Hectorol® (doxercalciferol)

Drug Name

Generic Name

Therapeutic Area and FDA Approved Indications:

Approved U.S. Drug Label

Hectorol®

doxercalciferol capsules

Therapeutic Area: Chronic Kidney Disease

FDA Approved Indications:
Dialysis Patients
: Hectorol® is indicated for the treatment of secondary hyperparathyroidism in patients with chronic kidney disease on dialysis.
Pre-Dialysis Patients
: Hectorol® is indicated for the treatment of secondary hyperparathyroidism in patients with Stage 3 or Stage 4 chronic kidney disease.


Prescribing Info for Hectorol® Capsules

These results are supplied for informational purposes only. Prescribing decisions should be made based on the approved package insert.

PUBLICATION (REFERENCE)

Publications

NAME OF SPONSOR/COMPANY:

Genzyme Corporation, 500 Kendall Street, Cambridge, MA 02142
Bone Care International, Inc., Middleton, WI 53652 (Bone Care was acquired by Genzyme Corporation July 2005)

TITLE OF STUDY:

Protocol BCI-CH-108-Memphis: A Multicenter, Double-Blind, Placebo-Controlled Study of the Efficacy and Safety of Oral 1α -Hydroxyvitamin D2 in Reducing Elevated Blood Parathyroid Hormone Levels in End Stage Renal Disease Patients on Hemodialysis

INVESTIGATORS AND STUDY CENTER(S):

This was a multi-center study conducted at ten investigative sites within the United States.

STUDIED PERIOD:

First patient enrolled: 20 June 1996
Last patient completed: 14 August 1997

PHASE OF DEVELOPMENT:

Phase 3

OBJECTIVES:

To evaluate the safety and efficacy of oral Hectorol® as a therapy for secondary hyperparathyroidism in patients with Stage 5 Chronic Kidney Disease on hemodialysis.

METHODOLOGY:

This was a Phase 3, randomized, multi-center study. The study consisted of an 8-week washout period, a 16-week open-label treatment period with Hectorol®, and an 8-week double-blind period. During the 8-week double-blind period, subjects were randomly assigned to either Hectorol® or placebo.
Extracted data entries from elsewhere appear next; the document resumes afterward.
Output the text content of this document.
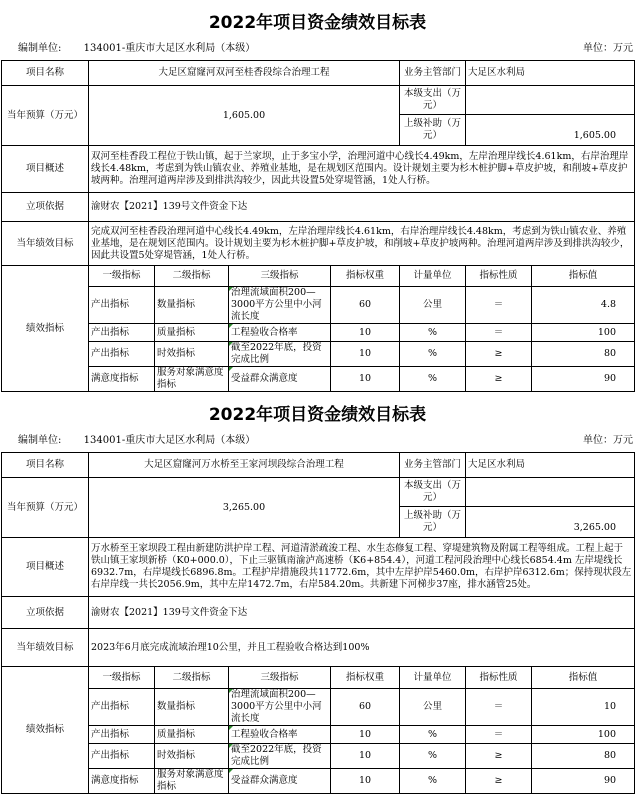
2022年项目资金绩效目标表
编制单位: 134001-重庆市大足区水利局（本级）	单位：万元
项目名称	大足区窟窿河双河至桂香段综合治理工程				业务主管部门	大足区水利局	
当年预算（万元）	1,605.00				本级支出（万元）		
					上级补助（万元）	1,605.00	
项目概述	双河至桂香段工程位于铁山镇，起于兰家坝，止于多宝小学，治理河道中心线长4.49km，左岸治理岸线长4.61km，右岸治理岸线长4.48km，考虑到为铁山镇农业、养殖业基地，是在规划区范围内。设计规划主要为杉木桩护脚+草皮护坡，和削坡+草皮护坡两种。治理河道两岸涉及到排洪沟较少，因此共设置5处穿堤管涵，1处人行桥。						
立项依据	渝财农【2021】139号文件资金下达						
当年绩效目标	完成双河至桂香段治理河道中心线长4.49km，左岸治理岸线长4.61km，右岸治理岸线长4.48km，考虑到为铁山镇农业、养殖业基地，是在规划区范围内。设计规划主要为杉木桩护脚+草皮护坡，和削坡+草皮护坡两种。治理河道两岸涉及到排洪沟较少，因此共设置5处穿堤管涵，1处人行桥。						
绩效指标	一级指标	二级指标	三级指标	指标权重	计量单位	指标性质	指标值
	产出指标	数量指标	治理流域面积200—3000平方公里中小河流长度	60	公里	＝	4.8
	产出指标	质量指标	工程验收合格率	10	%	＝	100
	产出指标	时效指标	截至2022年底，投资完成比例	10	%	≥	80
	满意度指标	服务对象满意度指标	受益群众满意度	10	%	≥	90
2022年项目资金绩效目标表
编制单位: 134001-重庆市大足区水利局（本级）	单位：万元
项目名称	大足区窟窿河万水桥至王家河坝段综合治理工程				业务主管部门	大足区水利局	
当年预算（万元）	3,265.00				本级支出（万元）		
					上级补助（万元）	3,265.00	
项目概述	万水桥至王家坝段工程由新建防洪护岸工程、河道清淤疏浚工程、水生态修复工程、穿堤建筑物及附属工程等组成。工程上起于铁山镇王家坝新桥（K0+000.0），下止三驱镇南渝泸高速桥（K6+854.4），河道工程河段治理中心线长6854.4m 左岸堤线长6932.7m，右岸堤线长6896.8m。工程护岸措施段共11772.6m，其中左岸护岸5460.0m，右岸护岸6312.6m；保持现状段左右岸岸线一共长2056.9m，其中左岸1472.7m，右岸584.20m。共新建下河梯步37座，排水涵管25处。						
立项依据	渝财农【2021】139号文件资金下达						
当年绩效目标	2023年6月底完成流域治理10公里，并且工程验收合格达到100%						
绩效指标	一级指标	二级指标	三级指标	指标权重	计量单位	指标性质	指标值
	产出指标	数量指标	治理流域面积200—3000平方公里中小河流长度	60	公里	＝	10
	产出指标	质量指标	工程验收合格率	10	%	＝	100
	产出指标	时效指标	截至2022年底，投资完成比例	10	%	≥	80
	满意度指标	服务对象满意度指标	受益群众满意度	10	%	≥	90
NUMBER OF PATIENTS (PLANNED AND ANALYZED):

No. Enrolled: 108
No. Treated: 76
No. Completed: 65 (61 per protocol)

DIAGNOSIS AND MAIN CRITERIA FOR INCLUSION:

Subjects were male or female between the age of 20 to 75 years who had been on three times weekly hemodialysis treatment for at least four months, with a history of elevated iPTH values (>400 pg/mL)

TEST PRODUCT, DOSE, AND MODE OF ADMINISTRATION:

Hectorol® (doxercalciferol capsules): 2.5 mcg soft gelatin capsules. The initial dose was 10 mcg after each hemodialysis session.
Oral dose taken three times a week.

DURATION OF TREATMENT:

The total study duration was 32 weeks, including an 8-week washout period, a 16-week open-label Hectorol® treatment, and an 8-week Hectorol® or placebo treatment.
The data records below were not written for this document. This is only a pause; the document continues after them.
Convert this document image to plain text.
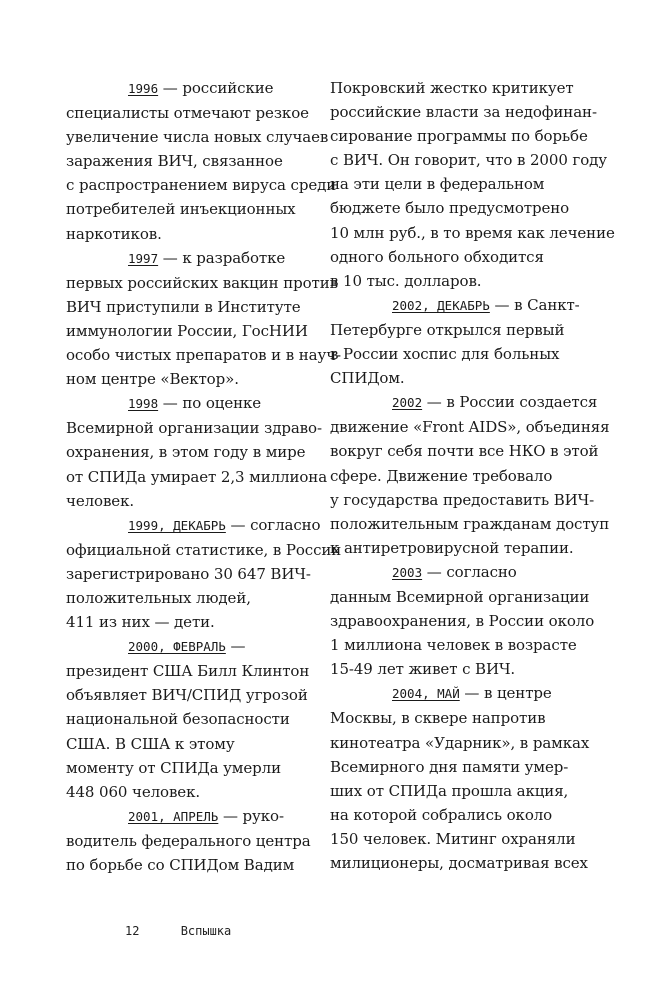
1996 — российские
специалисты отмечают резкое
увеличение числа новых случаев
заражения ВИЧ, связанное
с распространением вируса среди
потребителей инъекционных
наркотиков.
1997 — к разработке
первых российских вакцин против
ВИЧ приступили в Институте
иммунологии России, ГосНИИ
особо чистых препаратов и в науч-
ном центре «Вектор».
1998 — по оценке
Всемирной организации здраво-
охранения, в этом году в мире
от СПИДа умирает 2,3 миллиона
человек.
1999, ДЕКАБРЬ — согласно
официальной статистике, в России
зарегистрировано 30 647 ВИЧ-
положительных людей,
411 из них — дети.
2000, ФЕВРАЛЬ —
президент США Билл Клинтон
объявляет ВИЧ/СПИД угрозой
национальной безопасности
США. В США к этому
моменту от СПИДа умерли
448 060 человек.
2001, АПРЕЛЬ — руко-
водитель федерального центра
по борьбе со СПИДом Вадим
Покровский жестко критикует
российские власти за недофинан-
сирование программы по борьбе
с ВИЧ. Он говорит, что в 2000 году
на эти цели в федеральном
бюджете было предусмотрено
10 млн руб., в то время как лечение
одного больного обходится
в 10 тыс. долларов.
2002, ДЕКАБРЬ — в Санкт-
Петербурге открылся первый
в России хоспис для больных
СПИДом.
2002 — в России создается
движение «Front AIDS», объединяя
вокруг себя почти все НКО в этой
сфере. Движение требовало
у государства предоставить ВИЧ-
положительным гражданам доступ
к антиретровирусной терапии.
2003 — согласно
данным Всемирной организации
здравоохранения, в России около
1 миллиона человек в возрасте
15-49 лет живет с ВИЧ.
2004, МАЙ — в центре
Москвы, в сквере напротив
кинотеатра «Ударник», в рамках
Всемирного дня памяти умер-
ших от СПИДа прошла акция,
на которой собрались около
150 человек. Митинг охраняли
милиционеры, досматривая всех
12	Вспышка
REFERENCE THERAPY, DOSE AND MODE OF ADMINISTRATION:

Placebo contained the same inactive ingredients in identical proportions to Hectorol®. Taken as an oral dose three times a week.

CRITERIA FOR EVALUATION:

Criteria for Evaluation - Efficacy:
Plasma iPTH was evaluated for evidence of the test drug's efficacy. Bone-specific serum markers (e.g., bone-specific alkaline phosphatase, serum osteocalcin) were also evaluated.

Criteria for Evaluation - Safety:
Safety was evaluated based on adverse events in addition to serum calcium and phosphorus.

STATISTICAL METHODS:
Comparisons were considered statistically significant if the two-sided p-value was ≤ 0.05.

Statistical Methods - Efficacy:
Baseline values for plasma iPTH were an average of the data collected during the last three visits during the washout period (Weeks -2, -1 and 0).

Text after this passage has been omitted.